Auteur d’une biographie de Leni Riefenstahl, l’historien Jérôme Bimbenet a également travaillé sur le cinéma de propagande. Dans cet entretien accordé à l'occasion de la sortie du film Leni Riefenstahl, la lumière et les ombres, il nous aide à replacer la cinéaste dans son époque.

Vous avez consacré une biographie à Leni Riefenstahl. Qu’avez-vous pensé du film de Andres Veiel ?

L’équipe du film a eu l’opportunité d’accéder à la masse d’archives personnelles de Leni Riefenstahl. Il y a des documents (images, sons, lettres) qui étaient bien connus, d’autres qui sont inédits. Mais la grande qualité du film, pour moi, est de ne pas tomber dans le commentaire à charge, ce qui est le défaut de certains documentaires consacrés à Leni Riefenstahl. Le film fait confiance à l’intelligence du spectateur, il l’invite à se faire sa propre opinion sur le personnage.

La masse d’archives à partir de laquelle le film a été construit est assez fascinante. On se rend compte que Leni Riefenstahl gardait tout, y compris les messages laissés sur son répondeur téléphonique.

C’est effectivement un trait marquant du personnage de Leni Riefenstahl, la volonté de contrôler son image et les traces qu’elle laisse. À la fin de la guerre, elle est confrontée à des questions embarrassantes sur son implication dans le Troisième Reich, sur ses liens avec Hitler, Goebbels et les nazis. À partir de là, elle va tenter de prendre le contrôle sur son passé, d’imposer un récit. Cela se voit dans les archives qu’elle a gardées, mais aussi dans leurs lacunes : il y a certainement des documents compromettants qu’elle a fait disparaître, on sait qu’une partie des pellicules ont été brûlées.
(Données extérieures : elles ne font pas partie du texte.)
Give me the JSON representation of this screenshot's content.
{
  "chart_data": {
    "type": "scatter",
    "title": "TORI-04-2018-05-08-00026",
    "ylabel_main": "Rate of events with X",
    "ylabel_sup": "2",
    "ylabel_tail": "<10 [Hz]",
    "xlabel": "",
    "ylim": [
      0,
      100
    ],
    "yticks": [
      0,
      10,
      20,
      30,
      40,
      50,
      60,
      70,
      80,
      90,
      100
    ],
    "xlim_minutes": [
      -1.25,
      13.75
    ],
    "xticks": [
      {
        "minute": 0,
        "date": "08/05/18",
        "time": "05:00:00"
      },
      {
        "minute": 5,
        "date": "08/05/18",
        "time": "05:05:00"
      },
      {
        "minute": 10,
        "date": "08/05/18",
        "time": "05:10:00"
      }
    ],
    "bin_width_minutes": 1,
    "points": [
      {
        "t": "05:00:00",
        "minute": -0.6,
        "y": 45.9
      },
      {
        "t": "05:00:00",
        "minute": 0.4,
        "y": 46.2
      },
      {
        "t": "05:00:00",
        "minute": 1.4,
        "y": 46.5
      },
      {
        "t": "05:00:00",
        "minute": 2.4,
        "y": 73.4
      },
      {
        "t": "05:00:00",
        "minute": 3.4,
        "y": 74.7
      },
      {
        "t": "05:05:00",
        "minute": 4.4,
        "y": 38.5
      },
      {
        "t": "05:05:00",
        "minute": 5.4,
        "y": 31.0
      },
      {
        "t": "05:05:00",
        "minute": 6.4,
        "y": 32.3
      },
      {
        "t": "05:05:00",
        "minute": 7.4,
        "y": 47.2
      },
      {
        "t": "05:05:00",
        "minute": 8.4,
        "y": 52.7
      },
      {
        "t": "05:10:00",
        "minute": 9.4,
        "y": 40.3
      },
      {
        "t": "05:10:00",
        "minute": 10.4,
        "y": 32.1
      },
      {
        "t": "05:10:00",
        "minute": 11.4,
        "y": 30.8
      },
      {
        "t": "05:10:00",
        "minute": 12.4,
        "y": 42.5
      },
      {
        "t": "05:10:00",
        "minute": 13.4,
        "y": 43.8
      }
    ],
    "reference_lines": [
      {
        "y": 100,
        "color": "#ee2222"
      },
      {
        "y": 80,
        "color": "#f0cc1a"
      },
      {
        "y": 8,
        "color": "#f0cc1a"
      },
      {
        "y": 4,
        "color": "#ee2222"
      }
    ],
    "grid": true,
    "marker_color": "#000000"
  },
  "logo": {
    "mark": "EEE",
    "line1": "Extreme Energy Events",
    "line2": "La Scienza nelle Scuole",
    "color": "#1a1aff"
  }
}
Sur certains événements, on est réduit à des conjectures, par exemple son rôle dans le massacre de Juifs polonais à Konskie, le 12 septembre 1939. Le problème pour les historiens, avec cette époque du nazisme et de la Seconde Guerre mondiale, c’est qu’il faut prendre les témoignages avec beaucoup de pincettes : on sait que chaque protagoniste essaye d’imposer la version des faits qui lui est la plus favorable.

Revenons un peu en arrière. D’où vient Leni Riefenstahl, comment devient-elle une cinéaste reconnue ? Pouvez-vous la replacer dans le contexte de l’époque ?
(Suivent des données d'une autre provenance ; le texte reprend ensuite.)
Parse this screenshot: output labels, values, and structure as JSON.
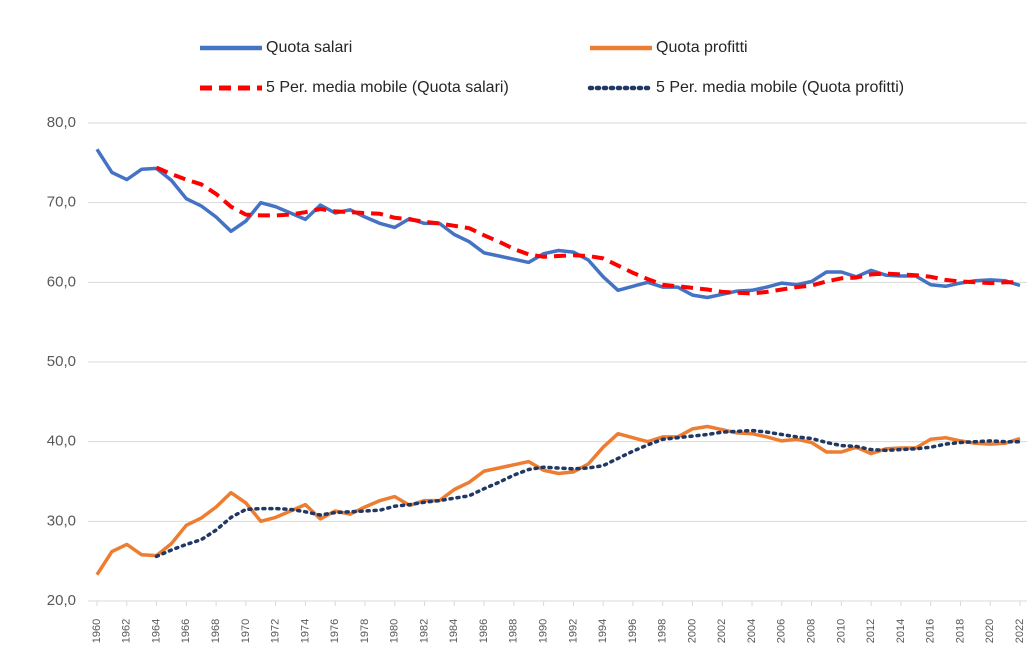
{
  "chart_data": {
    "type": "line",
    "x": [
      1960,
      1961,
      1962,
      1963,
      1964,
      1965,
      1966,
      1967,
      1968,
      1969,
      1970,
      1971,
      1972,
      1973,
      1974,
      1975,
      1976,
      1977,
      1978,
      1979,
      1980,
      1981,
      1982,
      1983,
      1984,
      1985,
      1986,
      1987,
      1988,
      1989,
      1990,
      1991,
      1992,
      1993,
      1994,
      1995,
      1996,
      1997,
      1998,
      1999,
      2000,
      2001,
      2002,
      2003,
      2004,
      2005,
      2006,
      2007,
      2008,
      2009,
      2010,
      2011,
      2012,
      2013,
      2014,
      2015,
      2016,
      2017,
      2018,
      2019,
      2020,
      2021,
      2022
    ],
    "xlim": [
      1960,
      2022
    ],
    "xticks": [
      1960,
      1962,
      1964,
      1966,
      1968,
      1970,
      1972,
      1974,
      1976,
      1978,
      1980,
      1982,
      1984,
      1986,
      1988,
      1990,
      1992,
      1994,
      1996,
      1998,
      2000,
      2002,
      2004,
      2006,
      2008,
      2010,
      2012,
      2014,
      2016,
      2018,
      2020,
      2022
    ],
    "ylim": [
      20,
      80
    ],
    "yticks": [
      {
        "value": 20,
        "label": "20,0"
      },
      {
        "value": 30,
        "label": "30,0"
      },
      {
        "value": 40,
        "label": "40,0"
      },
      {
        "value": 50,
        "label": "50,0"
      },
      {
        "value": 60,
        "label": "60,0"
      },
      {
        "value": 70,
        "label": "70,0"
      },
      {
        "value": 80,
        "label": "80,0"
      }
    ],
    "grid": true,
    "legend": "top",
    "series": [
      {
        "name": "Quota salari",
        "color": "#4472c4",
        "dash": "solid",
        "values": [
          76.7,
          73.8,
          72.9,
          74.2,
          74.3,
          72.8,
          70.5,
          69.6,
          68.2,
          66.4,
          67.7,
          70.0,
          69.5,
          68.7,
          67.9,
          69.7,
          68.7,
          69.1,
          68.2,
          67.4,
          66.9,
          68.0,
          67.4,
          67.4,
          66.0,
          65.1,
          63.7,
          63.3,
          62.9,
          62.5,
          63.6,
          64.0,
          63.8,
          62.8,
          60.7,
          59.0,
          59.5,
          60.0,
          59.4,
          59.4,
          58.4,
          58.1,
          58.5,
          58.9,
          59.0,
          59.4,
          59.9,
          59.7,
          60.1,
          61.3,
          61.3,
          60.7,
          61.5,
          60.9,
          60.8,
          60.8,
          59.7,
          59.5,
          59.9,
          60.2,
          60.3,
          60.2,
          59.6
        ]
      },
      {
        "name": "Quota profitti",
        "color": "#ed7d31",
        "dash": "solid",
        "values": [
          23.3,
          26.2,
          27.1,
          25.8,
          25.7,
          27.2,
          29.5,
          30.4,
          31.8,
          33.6,
          32.3,
          30.0,
          30.5,
          31.3,
          32.1,
          30.3,
          31.3,
          30.9,
          31.8,
          32.6,
          33.1,
          32.0,
          32.6,
          32.6,
          34.0,
          34.9,
          36.3,
          36.7,
          37.1,
          37.5,
          36.4,
          36.0,
          36.2,
          37.2,
          39.3,
          41.0,
          40.5,
          40.0,
          40.6,
          40.6,
          41.6,
          41.9,
          41.5,
          41.1,
          41.0,
          40.6,
          40.1,
          40.3,
          39.9,
          38.7,
          38.7,
          39.3,
          38.5,
          39.1,
          39.2,
          39.2,
          40.3,
          40.5,
          40.1,
          39.8,
          39.7,
          39.8,
          40.4
        ]
      },
      {
        "name": "5 Per. media mobile (Quota salari)",
        "color": "#ff0000",
        "dash": "dashed",
        "values": [
          null,
          null,
          null,
          null,
          74.4,
          73.6,
          72.9,
          72.3,
          71.1,
          69.5,
          68.5,
          68.4,
          68.4,
          68.5,
          68.8,
          69.2,
          68.9,
          68.8,
          68.7,
          68.6,
          68.1,
          67.9,
          67.6,
          67.4,
          67.1,
          66.8,
          65.9,
          65.1,
          64.2,
          63.5,
          63.2,
          63.3,
          63.4,
          63.3,
          63.0,
          62.1,
          61.2,
          60.4,
          59.7,
          59.5,
          59.3,
          59.1,
          58.8,
          58.7,
          58.6,
          58.8,
          59.1,
          59.4,
          59.6,
          60.1,
          60.5,
          60.6,
          61.0,
          61.1,
          61.0,
          60.9,
          60.7,
          60.3,
          60.1,
          60.0,
          59.9,
          60.0,
          60.0
        ]
      },
      {
        "name": "5 Per. media mobile (Quota profitti)",
        "color": "#203864",
        "dash": "dotted",
        "values": [
          null,
          null,
          null,
          null,
          25.6,
          26.4,
          27.1,
          27.7,
          28.9,
          30.5,
          31.5,
          31.6,
          31.6,
          31.5,
          31.2,
          30.8,
          31.1,
          31.2,
          31.3,
          31.4,
          31.9,
          32.1,
          32.4,
          32.6,
          32.9,
          33.2,
          34.1,
          34.9,
          35.8,
          36.5,
          36.8,
          36.7,
          36.6,
          36.7,
          37.0,
          37.9,
          38.8,
          39.6,
          40.3,
          40.5,
          40.7,
          40.9,
          41.2,
          41.3,
          41.4,
          41.2,
          40.9,
          40.6,
          40.4,
          39.9,
          39.5,
          39.4,
          39.0,
          38.9,
          39.0,
          39.1,
          39.3,
          39.7,
          39.9,
          40.0,
          40.1,
          40.0,
          40.0
        ]
      }
    ]
  }
}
Leni Riefenstahl est né à Berlin, en 1902. Elle est issue de la petite bourgeoisie berlinoise. Elle a eu une enfance relativement tranquille, assez rapidement elle s’est intéressée au cinéma. Le Berlin des années 1920 était une capitale mondiale du cinéma, il y avait des studios un peu partout. Elle est allée auditionner pour des films, mais n’a pas été prise. Elle se prend alors de passion pour la danse et devient danseuse, jusqu’à ce qu’une blessure au genou l’oblige à arrêter. Elle raconte qu’en allant chez son médecin, elle tombe sur une affiche qui la fascine. Elle voit le film et se met en tête de rencontrer le réalisateur, Arnold Fanck, spécialiste des films de montagne (un genre typiquement allemand, très populaire à l’époque). Comme elle ne manque pas de culot, elle parvient à le rencontrer et à le convaincre d’écrire pour elle. C’est le premier film qu’elle a tourné, La Montagne Sacrée. Elle devient l’héroïne récurrente de ces films de montagne, mais rapidement l’envie de réaliser la prend. En 1932, elle réalise son premier film, La Lumière bleue.
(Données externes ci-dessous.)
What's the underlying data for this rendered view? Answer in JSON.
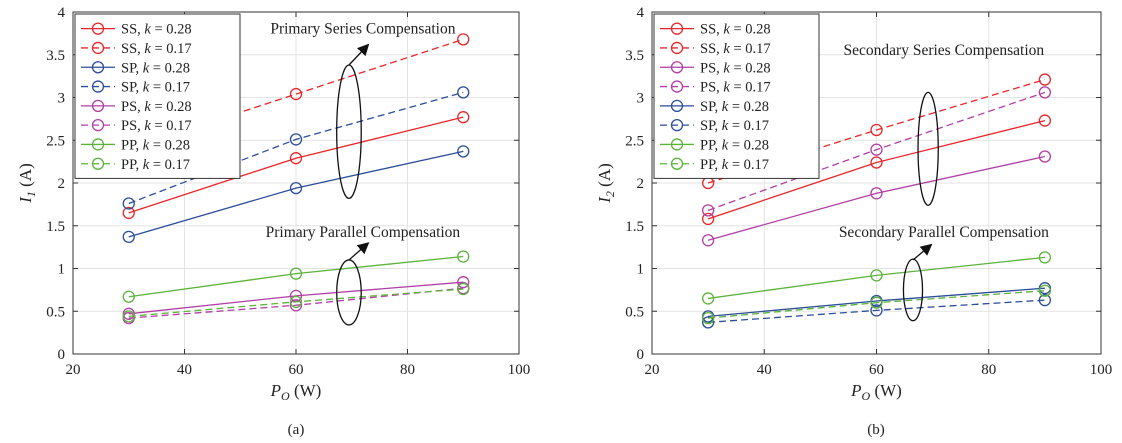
{
  "chart_data": [
    {
      "type": "line",
      "caption": "(a)",
      "xlabel": {
        "sym": "P",
        "sub": "O",
        "unit": " (W)"
      },
      "ylabel": {
        "sym": "I",
        "sub": "1",
        "unit": " (A)"
      },
      "xlim": [
        20,
        100
      ],
      "ylim": [
        0,
        4
      ],
      "xticks": [
        20,
        40,
        60,
        80,
        100
      ],
      "yticks": [
        0,
        0.5,
        1,
        1.5,
        2,
        2.5,
        3,
        3.5,
        4
      ],
      "grid": true,
      "legend_position": "top-left",
      "x": [
        30,
        60,
        90
      ],
      "series": [
        {
          "name": "SS",
          "k": "0.28",
          "color": "#e8262a",
          "dashed": false,
          "values": [
            1.65,
            2.29,
            2.77
          ]
        },
        {
          "name": "SS",
          "k": "0.17",
          "color": "#e8262a",
          "dashed": true,
          "values": [
            2.4,
            3.04,
            3.68
          ]
        },
        {
          "name": "SP",
          "k": "0.28",
          "color": "#2b4d9a",
          "dashed": false,
          "values": [
            1.37,
            1.94,
            2.37
          ]
        },
        {
          "name": "SP",
          "k": "0.17",
          "color": "#2b4d9a",
          "dashed": true,
          "values": [
            1.76,
            2.51,
            3.06
          ]
        },
        {
          "name": "PS",
          "k": "0.28",
          "color": "#b03fa5",
          "dashed": false,
          "values": [
            0.47,
            0.68,
            0.84
          ]
        },
        {
          "name": "PS",
          "k": "0.17",
          "color": "#b03fa5",
          "dashed": true,
          "values": [
            0.42,
            0.57,
            0.77
          ]
        },
        {
          "name": "PP",
          "k": "0.28",
          "color": "#5cb33b",
          "dashed": false,
          "values": [
            0.67,
            0.94,
            1.14
          ]
        },
        {
          "name": "PP",
          "k": "0.17",
          "color": "#5cb33b",
          "dashed": true,
          "values": [
            0.44,
            0.61,
            0.76
          ]
        }
      ],
      "annotations": [
        {
          "text": "Primary Series Compensation",
          "x": 72,
          "y": 3.75,
          "ellipse": {
            "cx": 69.5,
            "cy": 2.6,
            "rx": 2.2,
            "ry": 0.78
          },
          "arrow": {
            "from": [
              69.5,
              3.38
            ],
            "to": [
              73,
              3.62
            ]
          }
        },
        {
          "text": "Primary Parallel Compensation",
          "x": 72,
          "y": 1.37,
          "ellipse": {
            "cx": 69.5,
            "cy": 0.72,
            "rx": 2.2,
            "ry": 0.38
          },
          "arrow": {
            "from": [
              69.5,
              1.1
            ],
            "to": [
              73,
              1.3
            ]
          }
        }
      ],
      "legend_var": "k"
    },
    {
      "type": "line",
      "caption": "(b)",
      "xlabel": {
        "sym": "P",
        "sub": "O",
        "unit": " (W)"
      },
      "ylabel": {
        "sym": "I",
        "sub": "2",
        "unit": " (A)"
      },
      "xlim": [
        20,
        100
      ],
      "ylim": [
        0,
        4
      ],
      "xticks": [
        20,
        40,
        60,
        80,
        100
      ],
      "yticks": [
        0,
        0.5,
        1,
        1.5,
        2,
        2.5,
        3,
        3.5,
        4
      ],
      "grid": true,
      "legend_position": "top-left",
      "x": [
        30,
        60,
        90
      ],
      "series": [
        {
          "name": "SS",
          "k": "0.28",
          "color": "#e8262a",
          "dashed": false,
          "values": [
            1.58,
            2.24,
            2.73
          ]
        },
        {
          "name": "SS",
          "k": "0.17",
          "color": "#e8262a",
          "dashed": true,
          "values": [
            2.0,
            2.62,
            3.21
          ]
        },
        {
          "name": "PS",
          "k": "0.28",
          "color": "#b03fa5",
          "dashed": false,
          "values": [
            1.33,
            1.88,
            2.31
          ]
        },
        {
          "name": "PS",
          "k": "0.17",
          "color": "#b03fa5",
          "dashed": true,
          "values": [
            1.68,
            2.39,
            3.06
          ]
        },
        {
          "name": "SP",
          "k": "0.28",
          "color": "#2b4d9a",
          "dashed": false,
          "values": [
            0.44,
            0.62,
            0.77
          ]
        },
        {
          "name": "SP",
          "k": "0.17",
          "color": "#2b4d9a",
          "dashed": true,
          "values": [
            0.37,
            0.51,
            0.63
          ]
        },
        {
          "name": "PP",
          "k": "0.28",
          "color": "#5cb33b",
          "dashed": false,
          "values": [
            0.65,
            0.92,
            1.13
          ]
        },
        {
          "name": "PP",
          "k": "0.17",
          "color": "#5cb33b",
          "dashed": true,
          "values": [
            0.42,
            0.6,
            0.74
          ]
        }
      ],
      "annotations": [
        {
          "text": "Secondary Series Compensation",
          "x": 72,
          "y": 3.5,
          "ellipse": {
            "cx": 69.2,
            "cy": 2.4,
            "rx": 1.8,
            "ry": 0.66
          },
          "arrow": null
        },
        {
          "text": "Secondary Parallel Compensation",
          "x": 72,
          "y": 1.37,
          "ellipse": {
            "cx": 66.5,
            "cy": 0.75,
            "rx": 1.7,
            "ry": 0.36
          },
          "arrow": {
            "from": [
              66.5,
              1.1
            ],
            "to": [
              69.8,
              1.28
            ]
          }
        }
      ],
      "legend_var": "k"
    }
  ]
}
À quel moment se déroule sa rencontre avec Adolf Hitler ?

Elle le « rencontre » indirectement au début de l’année 1932, en assistant à l’un de ses meetings à Berlin. Elle est totalement sous le charme, comme s’il l’avait hypnotisée. Dans ses mémoires, elle utilise des mots très forts, elle décrit ça comme une véritable jouissance sexuelle. Est-ce qu’elle écrit ça pour se dédouaner, a posteriori ? En même temps, beaucoup d’Allemands sont tombés sous le charme magnétique d’Hitler. Mais Leni Riefenstahl est avant tout une arriviste. Elle lui écrit alors pour solliciter une rencontre, comme elle l’a fait avec Fanck. Il se trouve que Hitler, qui adorait le cinéma, avait été fasciné par la performance de Leni Riefenstahl dans La Montagne Sacrée, et qu’il avait vu et apprécié La Lumière Bleue. Il s’agit donc en quelque sorte d’un coup de foudre réciproque, qui se confirmera lorsqu’ils se rencontreront, en mai de la même année. Il lui aurait alors dit qu’il l’admirait beaucoup et que quand il serait au pouvoir, c’est elle qui ferait ses films.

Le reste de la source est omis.